Her husband’s English was slightly better, although also heavily accented. “If we had not left when we did, then,” he opened his hands expressively, “then who knows what would have become of us?”
“Who, indeed?” echoed Henry, who actually had a very much better idea than anyone else present of what might have become of the Godieskys had they not left their native heath when they did. Reports reaching the Foreign Office were very, very discouraging.
“They closed my university department down overnight,” explained Professor Hans Godiesky. “Without any warning at all.”
“It was terrrrrible,” said Mrs. Godiesky, holding her hands out to the fire as if she could never be warm again.
“What sort of a department was it, sir?” enquired Henry casuall
y of the Professor.
“Chemistry,” said the refugee, just as the two Watkins came in and the hanging mistletoe was put to good use. They were followed fairly quickly by Robert and Lorraine Steele from next door. The introductions in their case were more formal. Robert Steele was a good bit older than his wife, who was dressed in a very becoming mixture of red and dark green, though with a skirt that was rather shorter than either Wendy’s or Dora’s and even more noticeably so than that of Marjorie Friar, who was clearly no dresser.
“We’re so glad you could get away in time,” exclaimed Wendy, while Tom busied himself with furnishing everyone with sherry. “It must be difficult if there’s late dispensing to be done.”
“No trouble these days,” boomed Robert Steele. “I’ve got a young assistant now. He’s a great help.”
Then Miss Hooper, whose skirt was longest of all, was shown in. She was out of breath and full of apology for being so late. “Wendy, dear, I am so very sorry,” she fluttered. “I’m afraid the Waits will be here in no time at all …”
“And they won’t wait,” said Henry guilelessly, “will they?”
“If you ask me,” opined Tom Witherington, “they won’t get past the ‘Royal Oak’ in a hurry.”
“The children are coming down in their dressing-gowns to listen to the carols,” said Wendy, rightly ignoring both remarks. “And I don’t mind how tired they get tonight.”
“Who’s playing Father Christmas?” asked Robert Steele jovially. He was a plump fellow, whose gaze rested fondly on his young wife most of the time.

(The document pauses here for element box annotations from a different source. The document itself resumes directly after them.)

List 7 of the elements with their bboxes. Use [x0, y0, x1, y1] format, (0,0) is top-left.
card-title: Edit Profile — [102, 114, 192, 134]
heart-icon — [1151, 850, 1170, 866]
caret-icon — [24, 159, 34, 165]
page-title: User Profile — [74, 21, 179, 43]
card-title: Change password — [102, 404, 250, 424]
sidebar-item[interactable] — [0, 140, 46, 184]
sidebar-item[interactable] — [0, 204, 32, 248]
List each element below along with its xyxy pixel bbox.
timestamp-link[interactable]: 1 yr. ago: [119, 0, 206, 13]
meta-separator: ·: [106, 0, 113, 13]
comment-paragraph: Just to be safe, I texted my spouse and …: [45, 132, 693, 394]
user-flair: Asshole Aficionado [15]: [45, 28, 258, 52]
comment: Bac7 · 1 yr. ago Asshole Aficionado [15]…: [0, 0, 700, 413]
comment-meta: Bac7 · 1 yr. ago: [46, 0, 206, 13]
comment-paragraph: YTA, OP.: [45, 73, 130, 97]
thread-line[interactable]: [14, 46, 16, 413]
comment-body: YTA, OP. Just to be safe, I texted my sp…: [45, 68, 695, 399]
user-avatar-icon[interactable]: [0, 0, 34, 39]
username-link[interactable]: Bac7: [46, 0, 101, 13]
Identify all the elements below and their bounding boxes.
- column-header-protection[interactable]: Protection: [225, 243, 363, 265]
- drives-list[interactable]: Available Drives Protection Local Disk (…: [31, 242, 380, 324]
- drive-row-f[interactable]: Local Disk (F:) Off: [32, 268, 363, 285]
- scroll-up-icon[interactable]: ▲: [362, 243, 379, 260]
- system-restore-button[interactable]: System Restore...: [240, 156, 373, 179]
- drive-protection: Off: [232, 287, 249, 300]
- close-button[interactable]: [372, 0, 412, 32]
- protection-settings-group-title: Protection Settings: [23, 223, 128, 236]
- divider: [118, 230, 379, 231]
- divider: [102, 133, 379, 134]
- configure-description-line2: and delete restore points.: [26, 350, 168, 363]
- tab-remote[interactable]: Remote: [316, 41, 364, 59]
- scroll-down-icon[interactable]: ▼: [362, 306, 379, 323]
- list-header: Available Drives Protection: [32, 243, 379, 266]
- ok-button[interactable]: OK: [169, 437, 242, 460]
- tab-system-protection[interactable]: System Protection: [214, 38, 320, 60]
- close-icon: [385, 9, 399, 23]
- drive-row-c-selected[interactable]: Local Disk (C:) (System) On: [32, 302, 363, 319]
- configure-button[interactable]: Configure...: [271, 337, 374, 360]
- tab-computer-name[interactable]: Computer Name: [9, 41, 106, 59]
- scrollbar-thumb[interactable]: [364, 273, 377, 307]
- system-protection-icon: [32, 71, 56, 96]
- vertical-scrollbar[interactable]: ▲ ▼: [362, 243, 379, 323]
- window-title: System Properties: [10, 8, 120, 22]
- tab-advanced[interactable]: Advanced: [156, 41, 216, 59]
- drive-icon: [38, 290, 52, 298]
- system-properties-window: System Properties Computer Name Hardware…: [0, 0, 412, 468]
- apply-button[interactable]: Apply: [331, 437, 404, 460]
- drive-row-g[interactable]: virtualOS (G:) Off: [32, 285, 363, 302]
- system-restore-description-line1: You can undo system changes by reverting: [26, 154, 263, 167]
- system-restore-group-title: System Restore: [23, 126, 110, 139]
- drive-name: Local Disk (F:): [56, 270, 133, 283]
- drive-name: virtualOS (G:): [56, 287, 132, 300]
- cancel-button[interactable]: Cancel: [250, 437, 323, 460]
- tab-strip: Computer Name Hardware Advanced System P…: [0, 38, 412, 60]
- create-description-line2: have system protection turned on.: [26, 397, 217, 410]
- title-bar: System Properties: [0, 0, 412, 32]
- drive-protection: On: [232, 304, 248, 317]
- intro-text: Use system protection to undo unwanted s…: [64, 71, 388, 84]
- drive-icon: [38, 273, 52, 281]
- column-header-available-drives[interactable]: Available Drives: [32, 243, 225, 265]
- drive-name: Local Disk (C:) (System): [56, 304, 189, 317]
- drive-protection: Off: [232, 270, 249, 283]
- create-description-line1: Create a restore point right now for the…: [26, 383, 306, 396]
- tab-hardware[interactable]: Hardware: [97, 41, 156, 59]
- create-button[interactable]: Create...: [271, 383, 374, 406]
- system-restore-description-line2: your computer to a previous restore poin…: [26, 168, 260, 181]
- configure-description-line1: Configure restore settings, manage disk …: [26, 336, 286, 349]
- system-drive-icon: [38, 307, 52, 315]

“Not me,” said Tom Witherington.
“I am,” declared Henry. “For my sins.”
“Then, when I am tackled on the matter,” said the children’s father piously, “I can put my hand on my heart and swear total innocence.”
“And how will you get out of giving an honest answer, Henry?” enquired Dora Watkins playfully.
“I shall hope,” replied Henry, “to remain true to the traditions of the Foreign Service and give an answer that is at one and the same time absolutely correct and totally meaningless …”
At which moment the sound of the dinner gong being struck came from the hall and presently the whole party moved through to the dining-room, Uncle George giving the barometer a surreptitious tap on the way.